也就是说对于像一个句子样本X=[1,2,3] (1,2,3表示单词在词典中的索引)这样的输入可以先对它one-hot然后乘上词嵌入矩阵就可得到这个句子的词嵌入向量表示。要想得到好的词向量,我们需要训练的就是这个矩阵W(shape=(input_dim,output_dim))。Embedding层的作用就是训练这个矩阵W并进行词的嵌入为每一个词分配与它对应的词向量。这个词嵌入矩阵W可以先随机初始化,然后根据下游任务训练获得,也可以使用预训练的词嵌入矩阵来初始化它(keras中用weights来为layer初始化任意权重),然后再训练,也可以直接用预训练的词嵌入矩阵来初始化它并冻结它,不让它变化,不让它可训练。(keras中用trainable=False)
keras.layers.Embedding(input_dim, output_dim, embeddings_initializer=‘uniform’, embeddings_regularizer=None, activity_regularizer=None, embeddings_constraint=None, mask_zero=False, input_length=None)
主要参数说明:
· input_dim:int,整个词典的大小。例如nlp中唯一单词的个数,当然如果还有一个用于padding的单词那就应加1。
· output_dim:int,嵌入维度。例如nlp中设计的词向量的维度。
· embeddings_initializer:嵌入矩阵的初始化器。
· mask_zero:如果设置为True那么padding的0将不参与计算,默认是False。这个参数可用于解决非等长序列padding噪声到原始数据的问题。
· input_length:序列长度。

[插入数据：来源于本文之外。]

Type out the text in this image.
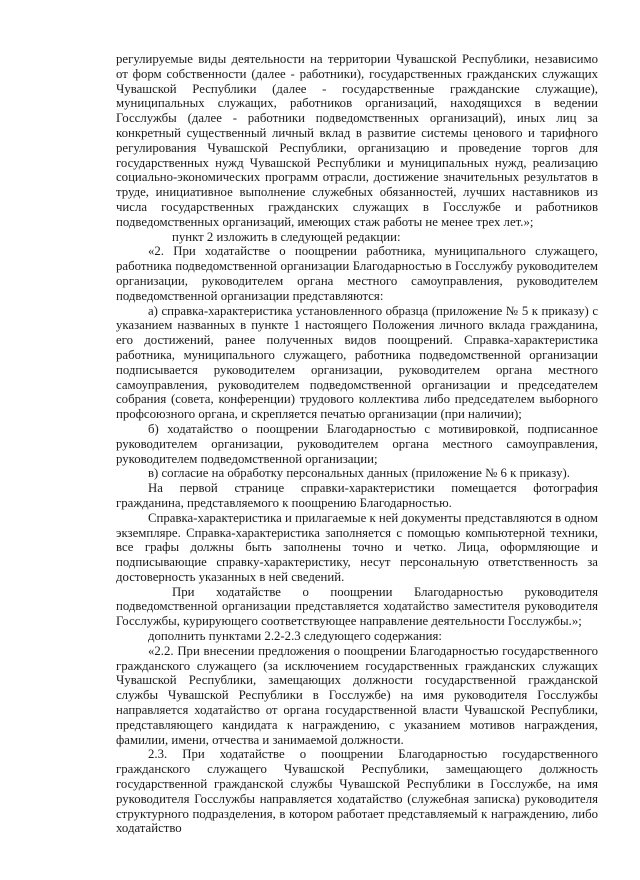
регулируемые виды деятельности на территории Чувашской Республики, независимо от форм собственности (далее - работники), государственных гражданских служащих Чувашской Республики (далее - государственные гражданские служащие), муниципальных служащих, работников организаций, находящихся в ведении Госслужбы (далее - работники подведомственных организаций), иных лиц за конкретный существенный личный вклад в развитие системы ценового и тарифного регулирования Чувашской Республики, организацию и проведение торгов для государственных нужд Чувашской Республики и муниципальных нужд, реализацию социально-экономических программ отрасли, достижение значительных результатов в труде, инициативное выполнение служебных обязанностей, лучших наставников из числа государственных гражданских служащих в Госслужбе и работников подведомственных организаций, имеющих стаж работы не менее трех лет.»;

пункт 2 изложить в следующей редакции:

«2. При ходатайстве о поощрении работника, муниципального служащего, работника подведомственной организации Благодарностью в Госслужбу руководителем организации, руководителем органа местного самоуправления, руководителем подведомственной организации представляются:

а) справка-характеристика установленного образца (приложение № 5 к приказу) с указанием названных в пункте 1 настоящего Положения личного вклада гражданина, его достижений, ранее полученных видов поощрений. Справка-характеристика работника, муниципального служащего, работника подведомственной организации подписывается руководителем организации, руководителем органа местного самоуправления, руководителем подведомственной организации и председателем собрания (совета, конференции) трудового коллектива либо председателем выборного профсоюзного органа, и скрепляется печатью организации (при наличии);

б) ходатайство о поощрении Благодарностью с мотивировкой, подписанное руководителем организации, руководителем органа местного самоуправления, руководителем подведомственной организации;

в) согласие на обработку персональных данных (приложение № 6 к приказу).

На первой странице справки-характеристики помещается фотография гражданина, представляемого к поощрению Благодарностью.

Справка-характеристика и прилагаемые к ней документы представляются в одном экземпляре. Справка-характеристика заполняется с помощью компьютерной техники, все графы должны быть заполнены точно и четко. Лица, оформляющие и подписывающие справку-характеристику, несут персональную ответственность за достоверность указанных в ней сведений.

При ходатайстве о поощрении Благодарностью руководителя подведомственной организации представляется ходатайство заместителя руководителя Госслужбы, курирующего соответствующее направление деятельности Госслужбы.»;

дополнить пунктами 2.2-2.3 следующего содержания:

«2.2. При внесении предложения о поощрении Благодарностью государственного гражданского служащего (за исключением государственных гражданских служащих Чувашской Республики, замещающих должности государственной гражданской службы Чувашской Республики в Госслужбе) на имя руководителя Госслужбы направляется ходатайство от органа государственной власти Чувашской Республики, представляющего кандидата к награждению, с указанием мотивов награждения, фамилии, имени, отчества и занимаемой должности.

2.3. При ходатайстве о поощрении Благодарностью государственного гражданского служащего Чувашской Республики, замещающего должность государственной гражданской службы Чувашской Республики в Госслужбе, на имя руководителя Госслужбы направляется ходатайство (служебная записка) руководителя структурного подразделения, в котором работает представляемый к награждению, либо ходатайство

每个样本都有相同的长度。
实际上还有其他的关键字参数:我们看下Embedding初始化方法的定义(from embeddings.py)
@interfaces.legacy_embedding_support
def __init__(self, input_dim, output_dim,
embeddings_initializer='uniform',
embeddings_regularizer=None,
activity_regularizer=None,
embeddings_constraint=None,
mask_zero=False,
input_length=None,
**kwargs):
if 'input_shape' not in kwargs:
if input_length:
kwargs['input_shape'] = (input_length,)
else:
kwargs['input_shape'] = (None,)
super(Embedding, self).__init__(**kwargs)
self.input_dim = input_dim
self.output_dim = output_dim
self.embeddings_initializer = initializers.get(embeddings_initializer)
self.embeddings_regularizer = regularizers.get(embeddings_regularizer)
self.activity_regularizer = regularizers.get(activity_regularizer)
self.embeddings_constraint = constraints.get(embeddings_constraint)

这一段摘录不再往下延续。